Claims priority of application No. 2020-087001 (JP), filed on May 18, 2020.
Prior Publication US 2023/0252183 A1, Aug. 10, 2023
Int. Cl. G06F 21/62 (2013.01); G06F 40/20 (2020.01); G06T 11/00 (2006.01); G06V 10/25 (2022.01); G06V 10/74 (2022.01); G06V 10/75 (2022.01); G06V 10/774 (2022.01); G06V 40/16 (2022.01)

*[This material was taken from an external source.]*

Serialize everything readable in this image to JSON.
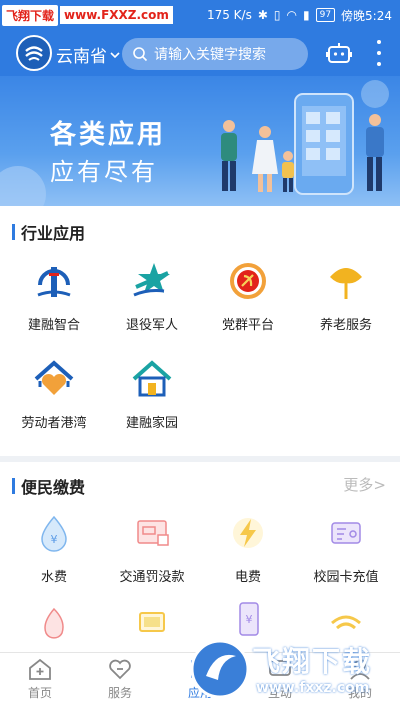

CPC G06F 21/6245 (2013.01) [G06F 40/20 (2020.01); G06T 11/00 (2013.01); G06V 10/25 (2022.01); G06V 10/759 (2022.01); G06V 10/761 (2022.01); G06V 10/774 (2022.01); G06V 40/172 (2022.01); G06V 2201/10 (2022.01)] 15 Claims
OG exemplary drawing
 
1. An information processing apparatus, comprising:
at least one processor configured to:
estimate a plurality of candidate regions of object detection from a first image;
estimate a topic of the first image based on text information, wherein the text information accompanies the first image;
evaluate the plurality of candidate regions based on relationships with the topic;
determine, based on a first object detector that relates to the topic, a candidate region of the plurality of candidate regions as a region of interest, and candidate regions of the plurality of candidate regions, other than the candidate region, as regions of non-interest, wherein
the candidate region has a specific relationship with the topic, and
the candidate region is a region in which an object that relates to the topic is detected;
detect, in a case where the topic is an object name, objects corresponding to the topic from the plurality of candidate regions based on a second object detector that relates to the object name;
collect, in a case where the first object detector is not prepared in advance, an image group having tag information that relates to the topic;
detect the objects based on a third object detector, wherein a learning of the third object detector is based on the image group; and
generate a second image based on the detection of the objects.